Et une telle sensation avait ete d’autant plus penible au petit d’Artagnan (ainsi s’appelait le don Quichotte de cet nouvelle Rossinante), qu’il ne se cachait pas le caractere ridicule que lui donnait, si bon cavalier qu’il fut, une pareille monture. Aussi avait-il vraiment soupire en acceptant le don que lui en avait fera M. d’Artagnan pere : il n’ignorait jamais qu’une pareille bete valait au moins vingt livres. C’est grand que les paroles dont le present avait ete accompagne n’avaient aucun tarifs.

« Mon gamin, avait dit le gentilhomme gascon, dans ce pur patois du Bearn, dont Henri IV n’avait pas pu parvenir a se defaire, — mon gamin, ce cheval reste ne dans domicile de ce pere, depuis tantot treize ans, ainsi, recommence reste depuis votre temps-la, cela doit vous porter a l’aimer.
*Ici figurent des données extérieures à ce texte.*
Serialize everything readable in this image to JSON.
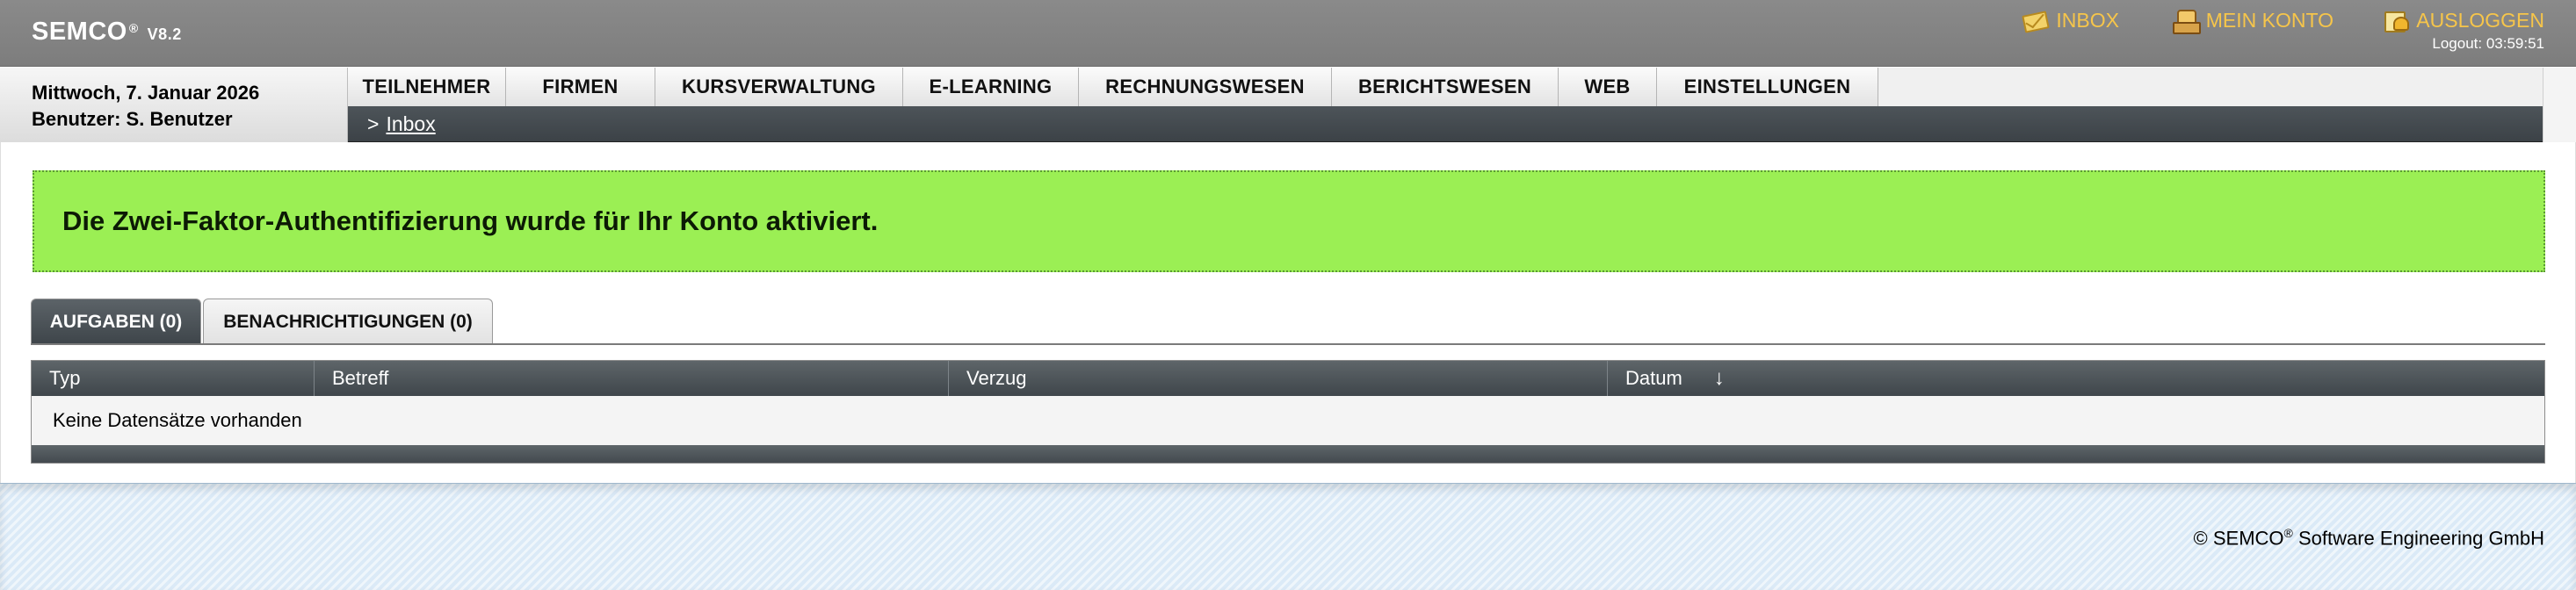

Ne le vendez pas, laissez-le mourir tranquillement et honorablement de vieillesse, ainsi, si vous faites campagne avec lui, menagez-le comme vous menageriez un vieux serviteur. A la cour, continua M. d’Artagnan pere, si toutefois vous avez l’honneur d’y aller, honneur auquel, du est, votre ancienne noblesse vous donne des droits, soutenez dignement votre nom de gentilhomme, qui a ete porte dignement via toutes vos ancetres depuis plus de cinq cents annees ; pour vous et pour les votres, — par nos votres, j’entends vos parents et vos amis, — ne supportez jamais rien que de M. le cardinal et du roi. C’est par son courage, entendez-vous bien, par son courage seul, qu’un gentilhomme fera le chemin aujourd’hui. Quiconque tremble une seconde laisse peut-etre echapper l’appat que, pendant une telle seconde justement, la fortune lui tendait. Vous etes jeune, vous devez etre brave avec deux raisons : la premiere, c’est que vous etes Gascon, ainsi, la seconde, c’est que vous etes mon gamin. Ne craignez gui?re les occasions et souhaitez nos aventures. Je vous ai fera apprendre a manier l’epee ; vous avez 1 jarret de fer, un poignet d’acier, battez-vous a tout propos ; battez-vous, d’autant plus que des duels paraissent defendus, ainsi, que, via consequent, depuis 2 fois du courage a se battre. Je n’ai, mon fils, a vous donner que quinze ecus, mon cheval et les recommandations que vous venez d’entendre. Votre maman y ajoutera la recette d’un certain baume qu’elle tient d’une bohemienne, ainsi, qui possi?de une vertu miraculeuse pour guerir toute blessure qui n’atteint nullement le c?ur. Faites votre profit du tout, ainsi, vivez heureusement et un moment.